Work on the building started last year with the scheduled completion date being the middle of next year, but already CEO of Digicel, Mark Linehan, is confident that the design will utilise cutting-edge, environmentally friendly features.

"This development will span a total area of 211,500 square feet and will make use of solar power, solar cooling and wind power.

"The building will feature four wind turbines on the roof of the 11-storey tower, and 15,000 square feet of solar panels and solar glass on the roofs of all three buildings," Linehan told a recent investment forum dubbed 'Redevelopment of Downtown Kingston: Investment Opportunities and Challenges', put on by the Urban Development Corporation and Scotia Investments.

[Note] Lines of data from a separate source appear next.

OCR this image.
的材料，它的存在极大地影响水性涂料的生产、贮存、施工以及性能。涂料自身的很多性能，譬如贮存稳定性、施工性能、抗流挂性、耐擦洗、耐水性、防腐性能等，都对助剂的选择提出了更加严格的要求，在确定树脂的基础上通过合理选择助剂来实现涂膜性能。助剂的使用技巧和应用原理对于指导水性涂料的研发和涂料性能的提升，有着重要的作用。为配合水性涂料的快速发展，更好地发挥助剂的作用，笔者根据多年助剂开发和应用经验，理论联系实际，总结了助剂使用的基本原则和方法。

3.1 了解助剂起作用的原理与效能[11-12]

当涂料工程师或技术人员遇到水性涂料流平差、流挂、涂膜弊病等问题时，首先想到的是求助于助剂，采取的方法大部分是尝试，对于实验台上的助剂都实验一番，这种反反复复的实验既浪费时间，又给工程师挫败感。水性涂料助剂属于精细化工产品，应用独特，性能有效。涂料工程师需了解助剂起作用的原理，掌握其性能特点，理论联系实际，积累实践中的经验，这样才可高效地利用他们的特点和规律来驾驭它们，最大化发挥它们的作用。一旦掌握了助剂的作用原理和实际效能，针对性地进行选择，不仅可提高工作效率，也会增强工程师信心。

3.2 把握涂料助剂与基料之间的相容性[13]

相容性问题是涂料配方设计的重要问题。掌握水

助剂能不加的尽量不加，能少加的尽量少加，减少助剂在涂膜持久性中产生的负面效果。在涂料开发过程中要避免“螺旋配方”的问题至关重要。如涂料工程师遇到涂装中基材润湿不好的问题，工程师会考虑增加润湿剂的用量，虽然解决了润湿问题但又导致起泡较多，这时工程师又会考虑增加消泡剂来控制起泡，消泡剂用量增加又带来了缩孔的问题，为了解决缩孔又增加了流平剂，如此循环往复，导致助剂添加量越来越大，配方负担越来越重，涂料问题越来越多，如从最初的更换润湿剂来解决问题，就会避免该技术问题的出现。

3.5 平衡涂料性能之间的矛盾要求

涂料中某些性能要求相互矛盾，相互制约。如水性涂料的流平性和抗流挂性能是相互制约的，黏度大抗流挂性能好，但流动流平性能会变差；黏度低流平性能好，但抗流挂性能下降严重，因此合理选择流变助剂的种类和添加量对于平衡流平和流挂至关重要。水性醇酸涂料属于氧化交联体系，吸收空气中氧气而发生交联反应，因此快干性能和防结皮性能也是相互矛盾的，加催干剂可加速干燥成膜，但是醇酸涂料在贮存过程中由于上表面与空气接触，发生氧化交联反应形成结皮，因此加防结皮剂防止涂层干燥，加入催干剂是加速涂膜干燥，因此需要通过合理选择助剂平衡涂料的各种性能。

According to Linehan, "The design of the building is geared towards low energy usage such as only using energy where required by continuous measurement of temperature so cooling and fresh air are only used when needed.

"Also, water use is reduced by use of low-consumption sanitary fittings and by capturing and storing rain water, which will be used in the toilets."

So far, the foundation work on the building - which started in September last year - has been completed and the reinforced concrete core, which gives the building its strength, was completed to all 11 storeys in July.

In addition, the steel frame is very close to completion, with the roof-steel installation scheduled to be done this month.

The curtain wall for the building is at an advanced stage, and the internal fit-out on the floors has started.

"Our aim is that, by the end of this year, the building will be up in its entirety, weather-proofed and fit-out work will be well advanced," Linehan said.